How can I safely access "my" web services and accounts in a computer in which I do have sudo rights but the administrator(s) have, naturally, remote root access as well?
Details
I use a dekstop which is connected to a (large) closed/restricted LAN. Even log-in to the system is only successful if connected to the LAN.
The administrator has, of course, remote root access (which I will suggest to change and opt for a password-less ssh-key based authentication).
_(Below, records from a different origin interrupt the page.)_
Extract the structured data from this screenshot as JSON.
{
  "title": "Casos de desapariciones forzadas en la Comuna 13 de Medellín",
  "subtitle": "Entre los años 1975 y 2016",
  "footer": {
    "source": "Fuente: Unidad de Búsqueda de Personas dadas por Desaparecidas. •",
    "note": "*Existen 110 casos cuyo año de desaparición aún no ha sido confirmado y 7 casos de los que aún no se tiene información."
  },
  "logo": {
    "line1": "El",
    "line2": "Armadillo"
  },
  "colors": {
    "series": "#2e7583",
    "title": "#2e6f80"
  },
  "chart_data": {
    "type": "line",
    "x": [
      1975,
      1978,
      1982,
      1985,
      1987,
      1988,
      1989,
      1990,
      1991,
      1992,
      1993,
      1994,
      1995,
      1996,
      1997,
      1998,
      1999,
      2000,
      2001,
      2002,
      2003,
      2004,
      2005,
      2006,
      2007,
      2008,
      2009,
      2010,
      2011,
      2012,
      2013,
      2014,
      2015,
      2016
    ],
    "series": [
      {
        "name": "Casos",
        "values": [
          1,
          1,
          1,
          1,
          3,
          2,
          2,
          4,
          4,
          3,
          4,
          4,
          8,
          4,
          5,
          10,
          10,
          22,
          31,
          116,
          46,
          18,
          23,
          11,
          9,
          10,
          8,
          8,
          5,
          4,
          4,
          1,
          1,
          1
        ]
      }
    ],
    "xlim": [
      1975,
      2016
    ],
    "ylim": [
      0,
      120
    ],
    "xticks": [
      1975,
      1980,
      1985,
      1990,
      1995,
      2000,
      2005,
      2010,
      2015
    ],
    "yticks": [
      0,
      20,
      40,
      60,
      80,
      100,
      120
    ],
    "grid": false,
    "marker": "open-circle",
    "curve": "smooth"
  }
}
As well, my userid is assigned to the sudoers group, ie, in the /etc/sudoers file, there is:
userid ALL=(ALL) NOPASSWD: ALL
I am hesitant to use my passwords for accessing my webmail client and my firefox account. And more.
Questions
-
What can I do to ensure that my passwords, to access external web services, are protected from anyone else than me?
-
For example, since I do have
sudorights, how can I ensure that no key loggers are running? -
I access password-less-ly based on SSH key(s) various services. How can I protect my passphrase from being logged?
-
Would 2FA be safe to access external services in such a use-case?
-
Is there a collection of "Safe practices using a Linux-based computer which others can access remotely as
root?"
Best Answer
You can't.
The root user has full access to the machine. This includes the possibility of running keyloggers, reading any file, causing the programs you run to do things without showing them in the user interface... Whether this is likely to happen depends on your environment so we can't tell you that. Even 2FA isn't safe because of the possibility of session hijacking.
In general, if you suspect a machine isn't safe, you shouldn't use it to access your services.